Kinds of Nurse Records
Traditional Patient Record
The different individuals or departments involved in the patient’s care have allocated sections in the chart.
- Admission Sheet
- Doctor’s Order Sheet
- Medical History
- Nurse’s Notes
- Other important reports and records ( laboratory findings, vital signs sheet, input and output sheet, referrals)
Problem Related Patient Record
The patient’s information are documented and organized in accordance to the origin of the data. The chart incorporates all the information regarding the problem as identified by the healthcare team.
- List of Problems
- Preliminary Plan of Care
- Progress Notes
Nurse’s notes (SOAPIE of FDAR format)
- Flow Sheets
- Discharge Notes and Referral Summary
It is an organized and concise sheet regarding the patient’s information and care used during endorsements. It is available to all the healthcare providers involved in the patient’s care.
- Demographic or personal information
- Basic needs
- Laboratory tests
- Daily nursing procedures
- Medications, intravenous fluids and blood transfusions
- Other treatments like suctioning, mechanical ventilation, oxygen therapy or dressing change
Kinds of Nursing Reporting
End of Shift Reporting or Endorsement
It is mainly done for continuity of care. Aside from the information stated in the Kardex, other important data regarding the patient’s care is also endorsed to the receiving team.
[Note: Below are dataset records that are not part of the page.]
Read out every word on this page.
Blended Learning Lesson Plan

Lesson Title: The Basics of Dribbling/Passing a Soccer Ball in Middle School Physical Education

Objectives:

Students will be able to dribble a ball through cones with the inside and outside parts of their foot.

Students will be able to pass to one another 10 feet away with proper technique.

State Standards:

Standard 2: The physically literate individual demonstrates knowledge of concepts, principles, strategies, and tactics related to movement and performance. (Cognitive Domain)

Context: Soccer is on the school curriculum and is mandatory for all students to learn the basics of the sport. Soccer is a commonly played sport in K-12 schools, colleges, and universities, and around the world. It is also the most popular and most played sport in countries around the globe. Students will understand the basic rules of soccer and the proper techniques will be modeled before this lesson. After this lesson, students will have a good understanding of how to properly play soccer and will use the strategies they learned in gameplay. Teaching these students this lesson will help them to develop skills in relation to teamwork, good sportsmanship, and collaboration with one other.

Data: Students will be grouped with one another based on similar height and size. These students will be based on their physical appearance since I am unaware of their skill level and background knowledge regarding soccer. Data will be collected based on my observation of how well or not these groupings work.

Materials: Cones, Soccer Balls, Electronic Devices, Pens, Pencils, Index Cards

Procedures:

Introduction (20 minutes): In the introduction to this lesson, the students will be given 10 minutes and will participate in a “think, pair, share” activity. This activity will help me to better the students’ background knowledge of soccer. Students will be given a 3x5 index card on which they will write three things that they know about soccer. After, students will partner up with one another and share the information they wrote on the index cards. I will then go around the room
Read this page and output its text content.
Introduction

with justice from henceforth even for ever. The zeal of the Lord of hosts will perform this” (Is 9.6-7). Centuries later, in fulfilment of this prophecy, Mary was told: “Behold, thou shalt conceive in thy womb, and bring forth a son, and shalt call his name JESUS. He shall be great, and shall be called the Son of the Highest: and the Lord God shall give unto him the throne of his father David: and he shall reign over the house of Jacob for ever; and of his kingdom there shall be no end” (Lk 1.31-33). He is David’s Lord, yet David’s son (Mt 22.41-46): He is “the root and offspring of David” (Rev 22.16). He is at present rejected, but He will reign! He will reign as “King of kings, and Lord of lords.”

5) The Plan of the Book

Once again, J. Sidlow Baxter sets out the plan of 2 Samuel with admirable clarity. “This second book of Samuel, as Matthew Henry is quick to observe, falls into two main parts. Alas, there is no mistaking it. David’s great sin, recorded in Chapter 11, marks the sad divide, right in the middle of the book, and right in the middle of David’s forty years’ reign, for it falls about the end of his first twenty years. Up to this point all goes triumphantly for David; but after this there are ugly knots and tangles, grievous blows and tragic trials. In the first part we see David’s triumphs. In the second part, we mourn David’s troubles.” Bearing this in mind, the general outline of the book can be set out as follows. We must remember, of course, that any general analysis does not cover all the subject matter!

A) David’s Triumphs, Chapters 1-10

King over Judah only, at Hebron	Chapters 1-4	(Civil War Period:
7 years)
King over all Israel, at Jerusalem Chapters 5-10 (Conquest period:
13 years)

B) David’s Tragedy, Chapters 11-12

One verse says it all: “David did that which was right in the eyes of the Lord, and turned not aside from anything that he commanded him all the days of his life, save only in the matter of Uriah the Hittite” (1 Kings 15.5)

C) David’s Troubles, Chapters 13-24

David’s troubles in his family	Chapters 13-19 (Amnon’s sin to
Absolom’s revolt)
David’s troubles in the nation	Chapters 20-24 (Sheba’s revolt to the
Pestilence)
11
Telephone reports are usually brief and clear. This information should be included:
- Date and time call was made
- The name of the person who made the call
- The receiver of the call
- The receiver of the information
- The data are given
- The data received
- Telephone Order
Registered nurses are the only ones who can receive and process telephone orders. Telephone orders are validated by relaying the information clearly and accurately. This kind of order should be countersigned by the doctor who gave the order in no more than 24 hours.
This type of reporting is done when a patient is transferred from one department to another.
Quiambao-Udan,J.(2004). Mastering Fundamentals of Nursing. (2nd Ed.). Educational Publishing House.